Clare Yow laughs: “It wasn’t something you’d think would come up, when talking about occupations with a child that young.”
It goes both ways. Helping the volunteer UBC students to, among other things, simplify big concepts such as international relations and economics is part of Yow’s own training in adaptability and a core characteristic of leadership: “It was really an exercise in trying to adapt a topic for more mature students and make it understandable to that grade level.”
As enthused participants in the Community Learning Program (CLP), Yow and other UBC staff are part of a unique program designed to nurture and enhance their own innate leadership skills. That and learn how to mentor and lead the groups of UBC students doing volunteer work at local Vancouver elementary schools during the UBC Reading Week break.
For Yow and other UBC staff, the commitment is far longer than a mere week, but its effects could last many lifetimes.
CLP is a partnership between UBC Human Resources and the UBC Centre for Community Engaged Learning. The six-month program starts with day-long workshops transitioning into active collaborations with the specified community projects. The future project leaders being trained to train the students and meanwhile, learn a lot about each other and themselves.
“It gives the participants the professional development opportunities to really look at themselves in respect to their strengths and values,” says Yow. “It allows them to explore leadership and foster everyone’s capacity for it.
“I never really thought about myself as a ‘leader’ but this program really brought me to a realization that everyone is a leader. Everyone leads from their own place, strength of experience and embodied knowledge.”
Alijhon Lorenzana is a second-year student in the Faculty of Arts who, along with fellow volunteer ‘student leader’ second-year Chemistry major Chirag Apte, worked with Yow to plan the Reading Week CLP and coordinate what Apte calls the creation and delivery of the “fantastic and insightful” presentations of the eight other UBC students at the three-day ‘career fair’ held at Lord Selkirk Annex elementary school.
Lorenzana says CLP is a winner in that the hands-on experiences “effectively connects students with their community” with the benefits running far deeper than what comes out of a book.
“From my personal experience and seeing what others have learned through this program, the CLP transposes students from the isolated ‘university bubble’ and places them in situations where they can engage with the ‘real’ world and from that experience, they gain a better understanding of themselves and their community.”
Leadership skills such as facilitating discussion between peers or helping motivate a group, working with budgets, organizing logistics and dealing with unexpected situations; for he and other UBC student volunteers, Lorenzana believes “the skills, the connections, the experience will be applicable to whatever career path we happen to choose to take.
“For me, it’s always been my goal to become an architect so I really see my experience in the CLP program as a student leader as a great learning experience in project management while still testing and pushing my creativity.”
Apte agrees.
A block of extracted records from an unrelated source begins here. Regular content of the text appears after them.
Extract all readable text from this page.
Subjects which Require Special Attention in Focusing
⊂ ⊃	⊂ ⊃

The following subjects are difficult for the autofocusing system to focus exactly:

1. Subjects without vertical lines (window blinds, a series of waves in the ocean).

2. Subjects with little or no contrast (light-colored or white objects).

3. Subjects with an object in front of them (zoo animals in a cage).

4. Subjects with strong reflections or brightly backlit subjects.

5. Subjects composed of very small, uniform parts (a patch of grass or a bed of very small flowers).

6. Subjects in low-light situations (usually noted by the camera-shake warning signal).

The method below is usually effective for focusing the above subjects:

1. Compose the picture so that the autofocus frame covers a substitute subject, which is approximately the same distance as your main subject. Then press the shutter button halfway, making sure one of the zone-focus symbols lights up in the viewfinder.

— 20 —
Not only did the CLP teach him to “play to my strengths” and learn to constructively consult with his team members, it might have changed his own career path.
Although teaching has always been of interest, Apte says “it was never a serious career goal until very recently.” Recently as in the career fair where he did a few “fun demos” to the enthralled youngsters.
The response was so enthused, so unexpected, it now has Apte thinking: “I like to imagine that the activity I organized in the school that day, could inspire a student to become a chemist/scientist 20 years into the future.”
In short, a possible life changer – not just for the kids but for Apte too.
“The fact that I had the ability to inspire dreams and spark interest in a group of elementary school students for chemistry, it’s made me seriously consider orienting my career around education in some manner or other.”
In all, 24 project leaders participated in the 2013-2014 CLP with 12 being UBC staff and graduate students. More than 300 UBC students participated in Reading Week projects at 14 locations, 13 of them Vancouver elementary schools.